Statistical analysis

For all experiments, different conditions were analyzed by one factor ANOVA (between subject design) or two factor ANOVA. Pairwise comparisons were performed either with Dunnet’s or Tukey’s post-hoc tests. The statistical analysis was run by GraphPad Prism 5. For human brain samples, Welch’s t-tests were performed. Data that was not normally distributed (Gaussian normality test) were analyzed with non-parametric tests. Spearman’s correlation was performed to test the correlation between BACE1 and Aβ34 levels.
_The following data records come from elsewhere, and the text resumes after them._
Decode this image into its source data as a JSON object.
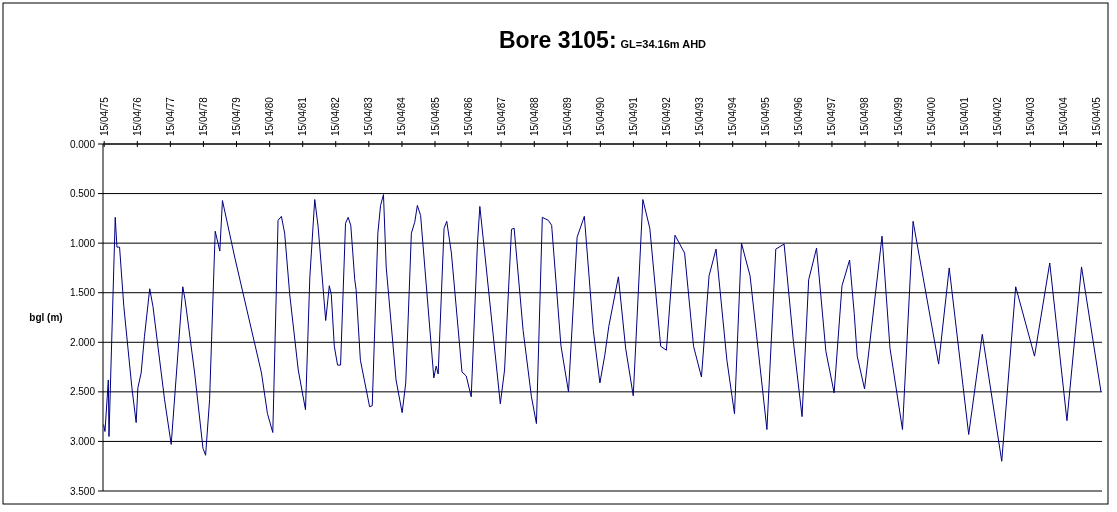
{
  "chart_data": {
    "type": "line",
    "title": "Bore 3105:",
    "subtitle": "GL=34.16m AHD",
    "ylabel": "bgl (m)",
    "xlim": [
      "1975-04-02",
      "2005-06-14"
    ],
    "ylim": [
      3.5,
      0
    ],
    "xticks": [
      {
        "value": "1975-04-15",
        "label": "15/04/75"
      },
      {
        "value": "1976-04-15",
        "label": "15/04/76"
      },
      {
        "value": "1977-04-15",
        "label": "15/04/77"
      },
      {
        "value": "1978-04-15",
        "label": "15/04/78"
      },
      {
        "value": "1979-04-15",
        "label": "15/04/79"
      },
      {
        "value": "1980-04-15",
        "label": "15/04/80"
      },
      {
        "value": "1981-04-15",
        "label": "15/04/81"
      },
      {
        "value": "1982-04-15",
        "label": "15/04/82"
      },
      {
        "value": "1983-04-15",
        "label": "15/04/83"
      },
      {
        "value": "1984-04-15",
        "label": "15/04/84"
      },
      {
        "value": "1985-04-15",
        "label": "15/04/85"
      },
      {
        "value": "1986-04-15",
        "label": "15/04/86"
      },
      {
        "value": "1987-04-15",
        "label": "15/04/87"
      },
      {
        "value": "1988-04-15",
        "label": "15/04/88"
      },
      {
        "value": "1989-04-15",
        "label": "15/04/89"
      },
      {
        "value": "1990-04-15",
        "label": "15/04/90"
      },
      {
        "value": "1991-04-15",
        "label": "15/04/91"
      },
      {
        "value": "1992-04-15",
        "label": "15/04/92"
      },
      {
        "value": "1993-04-15",
        "label": "15/04/93"
      },
      {
        "value": "1994-04-15",
        "label": "15/04/94"
      },
      {
        "value": "1995-04-15",
        "label": "15/04/95"
      },
      {
        "value": "1996-04-15",
        "label": "15/04/96"
      },
      {
        "value": "1997-04-15",
        "label": "15/04/97"
      },
      {
        "value": "1998-04-15",
        "label": "15/04/98"
      },
      {
        "value": "1999-04-15",
        "label": "15/04/99"
      },
      {
        "value": "2000-04-15",
        "label": "15/04/00"
      },
      {
        "value": "2001-04-15",
        "label": "15/04/01"
      },
      {
        "value": "2002-04-15",
        "label": "15/04/02"
      },
      {
        "value": "2003-04-15",
        "label": "15/04/03"
      },
      {
        "value": "2004-04-15",
        "label": "15/04/04"
      },
      {
        "value": "2005-04-15",
        "label": "15/04/05"
      }
    ],
    "yticks": [
      {
        "value": 0,
        "label": "0.000"
      },
      {
        "value": 0.5,
        "label": "0.500"
      },
      {
        "value": 1,
        "label": "1.000"
      },
      {
        "value": 1.5,
        "label": "1.500"
      },
      {
        "value": 2,
        "label": "2.000"
      },
      {
        "value": 2.5,
        "label": "2.500"
      },
      {
        "value": 3,
        "label": "3.000"
      },
      {
        "value": 3.5,
        "label": "3.500"
      }
    ],
    "grid": "y",
    "marker": "none",
    "line_style": "solid",
    "series": [
      {
        "color": "#000080",
        "x": [
          "1975-04-09",
          "1975-04-24",
          "1975-05-31",
          "1975-06-07",
          "1975-08-15",
          "1975-09-03",
          "1975-10-02",
          "1975-11-18",
          "1976-02-14",
          "1976-04-02",
          "1976-04-21",
          "1976-05-27",
          "1976-07-03",
          "1976-08-30",
          "1976-10-05",
          "1977-02-10",
          "1977-04-24",
          "1977-06-18",
          "1977-08-30",
          "1977-09-24",
          "1978-01-08",
          "1978-04-10",
          "1978-05-09",
          "1978-06-22",
          "1978-08-23",
          "1978-10-13",
          "1978-11-11",
          "1979-03-26",
          "1980-01-16",
          "1980-03-22",
          "1980-05-20",
          "1980-07-17",
          "1980-08-23",
          "1980-09-28",
          "1980-11-22",
          "1981-02-25",
          "1981-05-16",
          "1981-07-03",
          "1981-08-26",
          "1981-10-02",
          "1981-12-25",
          "1982-02-03",
          "1982-02-25",
          "1982-03-30",
          "1982-05-05",
          "1982-06-07",
          "1982-08-01",
          "1982-08-30",
          "1982-09-28",
          "1982-11-11",
          "1982-11-26",
          "1983-01-12",
          "1983-04-24",
          "1983-05-23",
          "1983-07-24",
          "1983-08-23",
          "1983-09-24",
          "1983-10-24",
          "1984-02-10",
          "1984-04-17",
          "1984-05-27",
          "1984-07-28",
          "1984-09-03",
          "1984-10-02",
          "1984-11-07",
          "1985-04-02",
          "1985-04-28",
          "1985-05-20",
          "1985-07-24",
          "1985-08-23",
          "1985-10-13",
          "1986-02-07",
          "1986-03-26",
          "1986-05-20",
          "1986-07-28",
          "1986-08-23",
          "1986-10-16",
          "1987-04-06",
          "1987-05-23",
          "1987-08-08",
          "1987-09-06",
          "1987-12-14",
          "1988-03-15",
          "1988-05-09",
          "1988-07-13",
          "1988-09-17",
          "1988-10-24",
          "1989-02-03",
          "1989-04-28",
          "1989-08-01",
          "1989-10-20",
          "1990-01-27",
          "1990-04-10",
          "1990-06-03",
          "1990-07-17",
          "1990-10-31",
          "1991-01-19",
          "1991-04-13",
          "1991-07-28",
          "1991-10-13",
          "1992-02-10",
          "1992-04-13",
          "1992-07-17",
          "1992-10-31",
          "1993-02-07",
          "1993-05-05",
          "1993-07-28",
          "1993-10-13",
          "1994-02-10",
          "1994-05-05",
          "1994-07-21",
          "1994-10-24",
          "1995-04-28",
          "1995-08-04",
          "1995-11-04",
          "1996-02-14",
          "1996-05-20",
          "1996-08-01",
          "1996-10-27",
          "1997-02-07",
          "1997-05-09",
          "1997-08-04",
          "1997-10-27",
          "1997-12-17",
          "1998-01-19",
          "1998-04-10",
          "1998-10-20",
          "1999-01-16",
          "1999-06-03",
          "1999-09-28",
          "2000-07-06",
          "2000-10-31",
          "2001-06-03",
          "2001-10-31",
          "2002-06-03",
          "2002-11-04",
          "2003-05-31",
          "2003-11-15",
          "2004-05-23",
          "2004-10-31",
          "2005-06-03"
        ],
        "values": [
          2.83,
          2.9,
          2.38,
          2.95,
          0.74,
          1.04,
          1.04,
          1.64,
          2.45,
          2.81,
          2.46,
          2.31,
          1.94,
          1.46,
          1.64,
          2.58,
          3.03,
          2.35,
          1.44,
          1.57,
          2.31,
          3.07,
          3.14,
          2.58,
          0.88,
          1.08,
          0.57,
          1.14,
          2.31,
          2.72,
          2.91,
          0.77,
          0.73,
          0.9,
          1.51,
          2.28,
          2.68,
          1.34,
          0.56,
          0.83,
          1.78,
          1.43,
          1.52,
          2.04,
          2.23,
          2.23,
          0.8,
          0.74,
          0.82,
          1.37,
          1.47,
          2.18,
          2.65,
          2.64,
          0.9,
          0.62,
          0.51,
          1.24,
          2.38,
          2.71,
          2.41,
          0.9,
          0.79,
          0.62,
          0.72,
          2.36,
          2.24,
          2.32,
          0.85,
          0.78,
          1.1,
          2.3,
          2.34,
          2.55,
          1.0,
          0.63,
          1.1,
          2.62,
          2.28,
          0.86,
          0.85,
          1.88,
          2.55,
          2.82,
          0.74,
          0.77,
          0.82,
          2.03,
          2.5,
          0.94,
          0.73,
          1.88,
          2.41,
          2.13,
          1.84,
          1.34,
          2.06,
          2.54,
          0.56,
          0.85,
          2.04,
          2.08,
          0.92,
          1.1,
          2.04,
          2.35,
          1.33,
          1.06,
          2.18,
          2.72,
          1.0,
          1.33,
          2.88,
          1.06,
          1.01,
          1.99,
          2.75,
          1.37,
          1.05,
          2.09,
          2.51,
          1.43,
          1.17,
          1.71,
          2.14,
          2.47,
          0.93,
          2.06,
          2.88,
          0.78,
          2.22,
          1.25,
          2.93,
          1.92,
          3.2,
          1.44,
          2.14,
          1.2,
          2.79,
          1.24,
          2.5
        ]
      }
    ]
  }
}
Ethics approval and consent to participate

Prior to starting the study, ethical approvals have been obtained. The study was conducted in accordance with Helsinki Declaration as revised in 2013 and performed in accordance with respective guidelines. The protocols were approved by The Netherlands Brain Bank (NBB) where the brain post-mortem samples were obtained from, i.e. The Netherlands Institute for Neuroscience, Amsterdam (open access: www.brainbank.nl). All material has been collected from donors having provided written informed consent for a brain autopsy and the use of the material and for whom. Clinical information for research purposes had been obtained by the NBB.